Atlas would like their T1 sites to attend (VRVS) their weekly (Wed at 14.00) SC review meeting during this running phase.
No commitments from the sites were made. RAL expressed its support for the participation of sites to the experiments meetings.

 

L.Robertson asked if the sites have problems with this list of requirements.

-          SARA-NIKHEF said they have less tapes so will recycle them more often.

-          TRIUMF will recycle disk space every 16h because do not have enough capacity at the moment.

 

L.Robertson said that he believed that the experiment-site meetings are important because there are many issues to sort out quickly with the sites at the start of the service challenge, and we have heard often that sites have difficulties to understand what an experiment needs.

The discussion that followed concluded that if the first part of the experiment meeting is devoted to “sites issues” the sites should participate to that part. H.Renshall agreed to ask ATLAS to organize the meeting starting with “sites issues”.

 

ALICE SC Plans and Requirements

Their validation of the LCG/gLite workload management services is ongoing and they stressed that stability of the services is fundamental for the entire duration of the exercise.

 

Validation of the data transfer and storage services

-          2nd phase: end July/August T0 to T1 (recyclable tape) at 300 MB/sec

-          The stability and support of the services have to be assured during and beyond these throughput tests

 

In August/September they will perform the validation of the ALICE distributed reconstruction and calibration model. And do reconstruction at their Tier 1 sites.

 

The integration of all Grid resources within one single interfaces to different Grids (LCG, OSG, NDGF) - will be done by ALICE

 

End-user data analysis is scheduled for September/October.

 

ALICE Requirements and Issues

 

ALICE have deployed a VO box at all their T0-T1-T2 sites, installed and maintained by ALICE. But site related problems should be handled by site administrators

ALICE requires:

-          FTS services as plugin to AliEn File Transfer Daemon

-          LFC at all ALICE sites. Used as a local catalogue for the site SE. ALICE will take care of the LFC catalogue entries.

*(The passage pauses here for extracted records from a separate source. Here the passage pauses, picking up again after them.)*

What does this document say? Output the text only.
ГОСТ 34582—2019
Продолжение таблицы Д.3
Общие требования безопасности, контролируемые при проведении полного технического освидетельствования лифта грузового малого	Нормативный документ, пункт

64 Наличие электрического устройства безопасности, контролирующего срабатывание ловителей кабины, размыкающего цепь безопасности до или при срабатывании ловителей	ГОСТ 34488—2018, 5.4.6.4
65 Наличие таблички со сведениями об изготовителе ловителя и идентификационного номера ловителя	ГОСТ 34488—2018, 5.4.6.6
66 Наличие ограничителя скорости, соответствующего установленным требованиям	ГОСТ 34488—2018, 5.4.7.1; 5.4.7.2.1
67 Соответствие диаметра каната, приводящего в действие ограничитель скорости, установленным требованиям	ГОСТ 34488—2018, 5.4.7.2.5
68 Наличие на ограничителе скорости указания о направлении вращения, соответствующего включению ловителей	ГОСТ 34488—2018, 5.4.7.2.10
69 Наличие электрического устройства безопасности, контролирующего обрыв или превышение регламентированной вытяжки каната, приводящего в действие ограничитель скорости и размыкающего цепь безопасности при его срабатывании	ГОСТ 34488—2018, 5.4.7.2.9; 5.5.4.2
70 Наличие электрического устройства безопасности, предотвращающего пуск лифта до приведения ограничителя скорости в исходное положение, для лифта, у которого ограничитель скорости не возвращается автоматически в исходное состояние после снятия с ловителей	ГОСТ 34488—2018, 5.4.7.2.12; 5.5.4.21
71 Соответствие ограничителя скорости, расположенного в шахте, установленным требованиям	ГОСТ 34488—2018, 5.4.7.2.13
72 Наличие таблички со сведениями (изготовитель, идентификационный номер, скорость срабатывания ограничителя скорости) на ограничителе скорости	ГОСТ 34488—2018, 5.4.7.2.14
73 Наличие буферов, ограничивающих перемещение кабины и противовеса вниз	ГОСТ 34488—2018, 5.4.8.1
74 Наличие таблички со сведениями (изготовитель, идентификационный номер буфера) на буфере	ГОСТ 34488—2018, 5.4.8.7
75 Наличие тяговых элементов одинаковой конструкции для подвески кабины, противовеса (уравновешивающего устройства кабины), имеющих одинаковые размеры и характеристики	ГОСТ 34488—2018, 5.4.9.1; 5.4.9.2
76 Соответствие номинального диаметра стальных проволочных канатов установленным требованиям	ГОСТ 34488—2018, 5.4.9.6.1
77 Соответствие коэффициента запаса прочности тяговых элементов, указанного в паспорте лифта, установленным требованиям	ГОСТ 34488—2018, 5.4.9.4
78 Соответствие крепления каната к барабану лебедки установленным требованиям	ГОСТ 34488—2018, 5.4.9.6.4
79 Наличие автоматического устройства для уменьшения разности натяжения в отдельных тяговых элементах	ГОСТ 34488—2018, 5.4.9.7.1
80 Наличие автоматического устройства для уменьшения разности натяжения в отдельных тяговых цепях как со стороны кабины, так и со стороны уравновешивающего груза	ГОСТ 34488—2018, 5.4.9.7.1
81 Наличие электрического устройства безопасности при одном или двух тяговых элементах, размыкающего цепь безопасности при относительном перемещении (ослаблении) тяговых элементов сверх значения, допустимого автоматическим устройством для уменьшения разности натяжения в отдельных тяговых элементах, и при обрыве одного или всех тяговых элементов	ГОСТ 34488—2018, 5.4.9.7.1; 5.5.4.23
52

-          FTS endpoints at the T0 and T1 with SRM enabled storage to tape (tapes must be written) and automatic data deletion (by the sites) for the 300 MB/sec throughput test (24 to 30 July).

-          Site support during the whole tests and beyond:

 

Question from ALICE: What are the site contacts for the central and distributed support teams, or does everything go through GGUS?

Answer: All problems to be reported to GGUS. SC team to check possibility of out of hours action.

 

Question from ALICE: Will the SC team setup and test this before handing it over to ALICE?

Answer: SC team will follow up the enabled storage but is up to ALICE to test the setup.

 

J.Gordon noted that sites do not have any automatic mechanism to delete tapes, and manual operations will be done only when needed by the sites. Experiments had previously stated that only they would be responsible for deleting files.

 

CMS SC Plans

 

In September/October CMS runs CSA06, a 50 million event exercise to test the workflow and dataflow associated with the data handling and data access model of CMS 

 

Now till end June

-          Continue to try to improve file transfer efficiency. Low rates and many errors now.

-           Attempt to ramp up to 25k batch jobs per day and increase the number and reliability of sites aiming to obtain 90% efficiency for job completion

 

July

-           Demonstrate CMS analysis submitter in bulk mode with the gLite RB

 

July and August

-          25M events per month with the production systems

-          Second half of July participate in multi-experiment FTS Tier-0 to Tier-1 transfers at 150 MB/sec out of CERN

-          Continue through August with transfers - this will overlap with the ALICE tests.

 

CMS Requirements

 

Improve Tier-1 to Tier-2 transfers and the reliability of the FTS channels.

 

CMS are exercising the channels available to them, but there are still issues with site preparation and reliability: the majority of sites are responsive, but there is a lot of work for this summer

 

Require to deploy the LCG-3D infrastructure: from late June, Frontier + SQUID caches must be deployed.

 

All participating sites should be able to complete the CMS workflow and metrics (as defined in the CSA06 documentation)

 

S.Belforte noted that the 25M events/month will have to be copied to CERN for further work during the year and do not need to be stored long term on the Tier-1 sites.

 

 

LHCB SC Plans/Requirements

 

Will start DC06 challenge at beginning of July using LCG production services and run till end August:

-          Distribution of raw data from CERN to Tier 1s at 23 MB/sec

-          Reconstruction/stripping at Tier 0 and Tier 1

-          DST distribution to CERN and Tier 1s

-          Job prioritization will be dealt with by LHCB (via DIRAC) but it is important jobs are not delayed by other VO activities

 

Preproduction for this is ongoing with 125 TB of MC data at CERN.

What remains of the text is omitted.